Путинская тенденция перекодировать смутные воспоминания об СССР в российский патриотизм как часть крайне избирательного и "широко понятого наследия" прошлого (Kalinin 2011: 156) также функционирует для создания ощущения непрерывности. Российское правительство стремится навязать это конструируемое постоянство непокорной и прерывистой истории России, наиболее известны неоднократные заявления Путина о том, что Россия - это государство с 1000-летней историей. Использование истории для создания ложного чувства безопасности основывается на двух компонентах: переплетении взаимоисключающих воспоминаний и неспособности внимательно изучить исторические свидетельства, подтверждающие эти воспоминания. В конце концов, речь идет не о точном воспроизведении исторической эпохи, а о потакании ностальгии и создании мировоззрения, способствующего формированию качеств, угодных власть имущим: сильного государства, особого пути России и великодержавного мессианства.

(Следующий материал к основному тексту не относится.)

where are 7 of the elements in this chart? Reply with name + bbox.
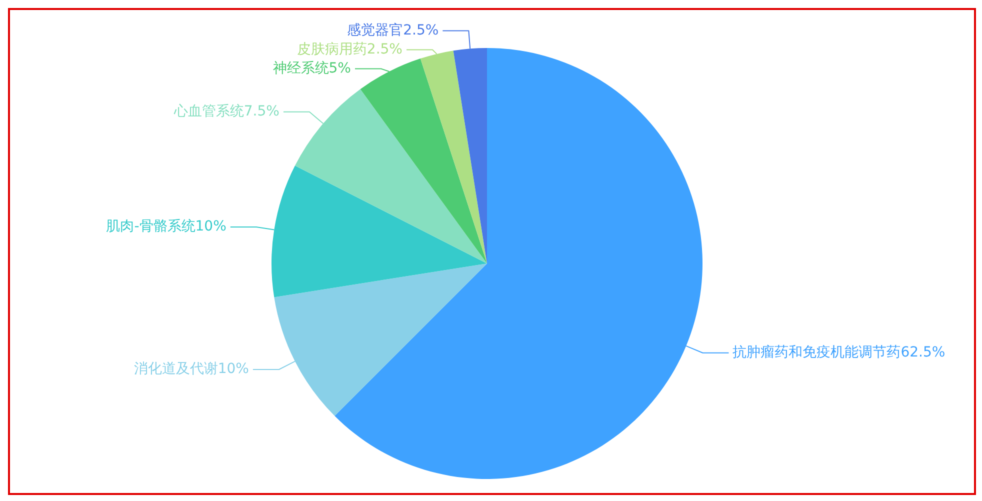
slice-label: 心血管系统7.5%: [172, 103, 280, 120]
slice-label: 皮肤病用药2.5%: [296, 41, 402, 58]
slice-label: 消化道及代谢10%: [134, 361, 249, 378]
slice-label: 抗肿瘤药和免疫机能调节药62.5%: [732, 344, 946, 360]
slice-label: 感觉器官2.5%: [347, 22, 439, 38]
slice-label: 神经系统5%: [272, 60, 351, 76]
slice-label: 肌肉-骨骼系统10%: [106, 218, 226, 235]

Светлана Бойм в своей работе о ностальгии, рассматривающей (правда, более ранний) российский контекст, проводит различие между реставрационной и рефлексивной ностальгией, классифицируя первую как попытку восстановить прошлое, а вторую - как сентиментальную тоску, которая в конечном итоге признает невозможность возвращения в прошлое (Boym 2007, 1994: 287). Тип ностальгии, поощряемый российским правительством и СМИ, сочетает в себе элементы обеих форм, поскольку телеведущие и политики утверждают, что история не только повторяется, но и буквально повторяется, в то же время признавая, что полный возврат к прошлому невозможен и не всегда желателен. Российские СМИ и политики, похоже, хотят выборочно заниматься реставрацией прошлого.
Этот (опять же) избирательный подход к ностальгии, нашедший отражение в государственной политике и медиадискурсе, развился из того, что российский академик Илья Калинин (2011) назвал политическим дискурсом "ностальгической модернизации". Правительство и СМИ исходят из (не необоснованной) предпосылки, что если распад СССР привел к серьезному ухудшению условий жизни многих россиян, то восстановление некоторых аспектов позднего СССР было бы желательным (Чигишов 2014k: 19.42). По сути, будущее будет лучше, если оно будет больше походить на прошлое, особенно на то, о котором говорят славные эпизоды российской истории, включая самое знаменитое событие - победу СССР над нацизмом во Второй мировой войне. Это ностальгическое ожидание питается дестабилизирующим и травмирующим опытом 1990-х годов, преступностью, хаосом и коррупцией советского распада - настоящего Смутного времени, или, по-русски, смуты - более общего термина, обозначающего периоды хаоса и распада государства.
За этой неустроенной глубинкой лежит еще одна опора ностальгии и ядро официального - и неофициального - мемориального нарратива: триумф Великой Отечественной войны. В отличие от международного конфликта Второй мировой войны (1939-45 гг.), Великая Отечественная война (1941-5 гг.) рассматривается как война за Родину и за Отечество против немецко-фашистских захватчиков. Во многом современный миф о войне обязан неосталинистскому культу войны эпохи Брежнева, в рамках которого по всей стране возводились гигантские мемориальные комплексы и внедрялись новые ритуалы памяти о жертвах ветеранов (Тумаркин 1994). Нарративы, основанные на советском духе, фокусируются на Великой Победе, а не на 27 миллионах погибших, за исключением тех случаев, когда эти жизни обеспечили Советскому Союзу место за столом сверхдержав.